UPS currently has six feeder hubs in Chicagoland, strategically placed in the region. However, these geographical territories and customer-hub assignments are outdated due to the changing customer demographics and locations in Chicago. Additionally, UPS is planning to eliminate one of its feeder hubs, making it essential to update these assignments.

To solve this problem, the team developed a mixed-integer mathematical optimization model that returns customer-hub assignment pairings and additional volumes processed at each UPS hub over a given 49-day period during non-peak season. In the team’s solution, the maximum average daily utilization rate is 87.86 percent, indicating that no hub is close to capacity on most days.

Getting to work with really intelligent people on a project that everyone cared deeply about made me feel like my team’s work was impactful. Abby Brandt Team member

“The biggest challenge that we faced was obtaining the data that we needed to solve this problem,” Brandt said. “To overcome this, we clearly communicated with our client that access to data was critical to giving them the optimal solution for their problem. This incentivized them to expedite the process of providing data. Additionally, we spent this time coming up with the logic behind our model in order to immediately start the analysis when we had data.”

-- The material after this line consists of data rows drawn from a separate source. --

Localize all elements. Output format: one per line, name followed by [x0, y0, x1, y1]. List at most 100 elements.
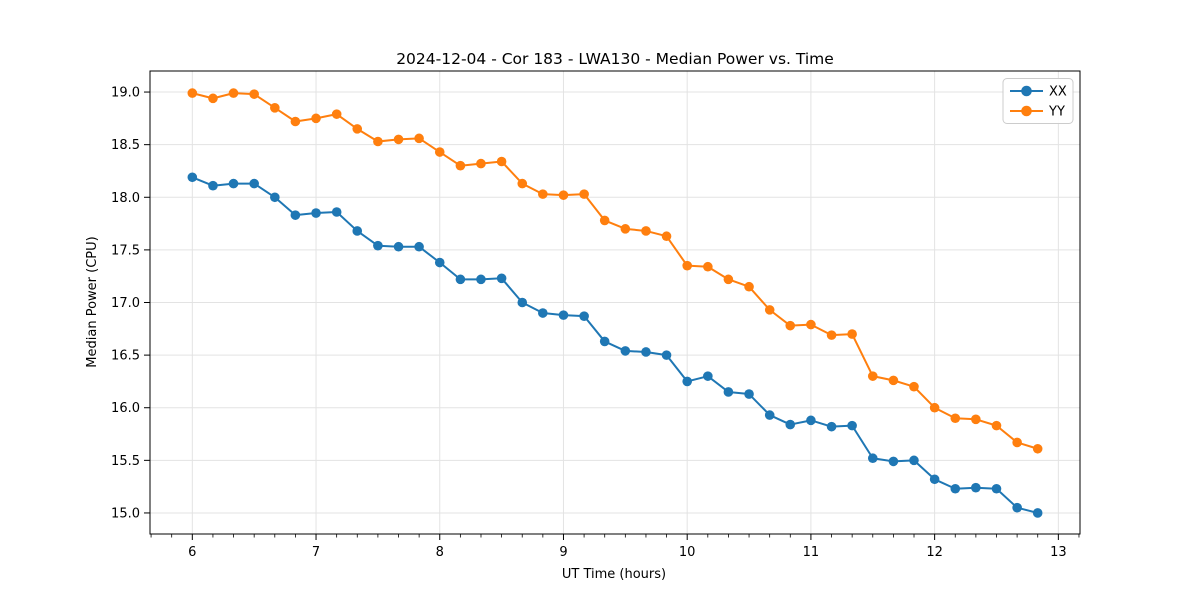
data-point-yy — [764, 305, 775, 315]
data-point-yy — [558, 190, 569, 200]
x-tick-label: 12 — [926, 545, 943, 560]
grid — [150, 71, 1080, 534]
data-point-yy — [661, 231, 672, 242]
data-point-xx — [270, 192, 280, 203]
data-point-xx — [455, 274, 466, 285]
legend-marker-yy — [1021, 105, 1032, 117]
data-point-xx — [867, 453, 878, 464]
data-point-yy — [476, 158, 486, 169]
data-point-yy — [228, 88, 239, 98]
data-point-xx — [703, 371, 713, 381]
series-layer — [187, 88, 1043, 518]
data-point-yy — [434, 147, 445, 157]
data-point-yy — [723, 274, 734, 285]
data-point-xx — [806, 415, 816, 426]
x-tick-label: 7 — [312, 545, 320, 560]
data-point-yy — [909, 381, 919, 392]
data-point-yy — [847, 329, 857, 339]
data-point-yy — [641, 226, 651, 236]
series-line-yy — [192, 92, 1038, 450]
data-point-xx — [290, 210, 301, 220]
data-point-xx — [414, 241, 424, 252]
data-point-yy — [249, 89, 259, 99]
data-point-yy — [352, 124, 363, 134]
y-tick-label: 18.0 — [111, 191, 140, 206]
data-point-xx — [373, 240, 383, 251]
data-point-yy — [538, 189, 548, 199]
data-point-xx — [950, 483, 961, 494]
y-tick-label: 16.5 — [111, 349, 140, 364]
y-tick-label: 18.5 — [111, 138, 140, 153]
data-point-xx — [352, 226, 363, 236]
data-point-xx — [785, 419, 796, 430]
x-tick-label: 8 — [436, 545, 444, 560]
data-point-xx — [929, 474, 940, 485]
data-point-xx — [909, 455, 919, 466]
data-point-yy — [393, 134, 404, 145]
data-point-xx — [434, 257, 445, 268]
data-point-yy — [971, 414, 981, 425]
data-point-yy — [579, 189, 589, 199]
data-point-xx — [476, 274, 486, 285]
data-point-yy — [744, 281, 754, 292]
legend-label-xx: XX — [1049, 85, 1067, 100]
y-tick-label: 15.0 — [111, 506, 140, 521]
chart-title: 2024-12-04 - Cor 183 - LWA130 - Median P… — [396, 50, 834, 68]
data-point-yy — [187, 88, 198, 98]
data-point-yy — [373, 136, 383, 147]
x-tick-label: 11 — [803, 545, 820, 560]
data-point-yy — [785, 320, 796, 331]
data-point-yy — [496, 156, 507, 167]
data-point-xx — [723, 387, 734, 397]
data-point-xx — [826, 421, 837, 432]
y-tick-label: 19.0 — [111, 86, 140, 101]
data-point-yy — [950, 413, 961, 424]
data-point-xx — [599, 336, 610, 347]
data-point-xx — [847, 420, 857, 431]
x-tick-label: 10 — [679, 545, 696, 560]
y-tick-label: 16.0 — [111, 401, 140, 416]
data-point-yy — [208, 93, 218, 104]
data-point-xx — [249, 178, 259, 189]
data-point-xx — [311, 208, 321, 218]
y-tick-label: 17.0 — [111, 296, 140, 311]
x-tick-label: 9 — [559, 545, 567, 560]
data-point-yy — [929, 402, 940, 413]
data-point-xx — [888, 456, 899, 467]
data-point-yy — [331, 109, 342, 119]
legend-box — [1002, 78, 1074, 124]
x-axis-label: UT Time (hours) — [562, 567, 666, 582]
data-point-xx — [496, 273, 507, 284]
data-point-xx — [558, 310, 569, 320]
data-point-yy — [1032, 443, 1043, 454]
data-point-yy — [290, 116, 301, 127]
data-point-xx — [208, 180, 218, 191]
data-point-yy — [270, 103, 280, 113]
data-point-yy — [620, 224, 631, 234]
data-point-xx — [1032, 508, 1043, 518]
y-tick-label: 17.5 — [111, 243, 140, 258]
legend-marker-xx — [1021, 85, 1032, 97]
x-tick-label: 6 — [188, 545, 196, 560]
data-point-xx — [744, 389, 754, 399]
data-point-xx — [1012, 502, 1022, 513]
data-point-xx — [971, 482, 981, 493]
legend: XX YY — [1002, 78, 1074, 124]
tick-layer: 6 7 8 9 10 11 12 13 15.0 15.5 16.0 16.5 17.0 17.5 18.0… — [111, 86, 1080, 560]
data-point-yy — [455, 160, 466, 171]
data-point-yy — [311, 113, 321, 124]
data-point-xx — [682, 376, 692, 387]
data-point-xx — [641, 347, 651, 357]
data-point-yy — [888, 375, 899, 386]
data-point-xx — [187, 172, 198, 183]
data-point-xx — [661, 350, 672, 360]
data-point-yy — [991, 420, 1002, 431]
data-point-yy — [414, 133, 424, 144]
data-point-xx — [517, 297, 528, 308]
data-point-xx — [393, 241, 404, 252]
y-tick-label: 15.5 — [111, 454, 140, 469]
data-point-yy — [703, 261, 713, 272]
data-point-yy — [682, 260, 692, 271]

The final deliverables for UPS include a list of customer-assignment pairings, a Tableau dashboard which features a map of pairings, as well as metrics on the utilization and package volumes at each hub, sortable by day of week, and a spreadsheet detailing the changes to drive times and excess package volumes between the baseline and the solution.

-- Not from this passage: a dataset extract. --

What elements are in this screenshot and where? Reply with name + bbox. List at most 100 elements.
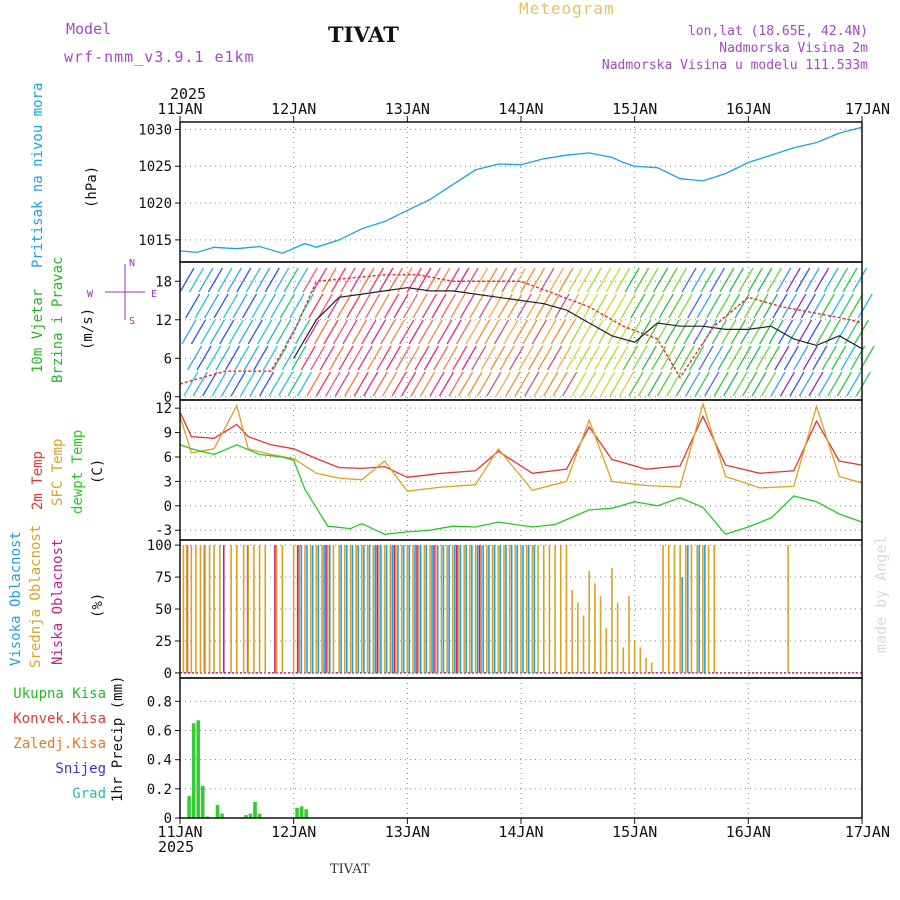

While the experience was valuable for UPS – the company could save hundreds of thousands of dollars thanks to the team’s solution – it was also important for the students

“Working with clients was so rewarding. Getting to work with really intelligent people on a project that everyone cared deeply about made me feel like my team’s work was impactful. As such, we were motivated to deliver a high-quality solution,” Brandt said. “We presented a solution that saved hundreds of thousands of dollars when UPS expected increased operating costs, given the problem they were facing. This made me realize how big of an impact the technical knowledge I have from IE classes can have on a business.”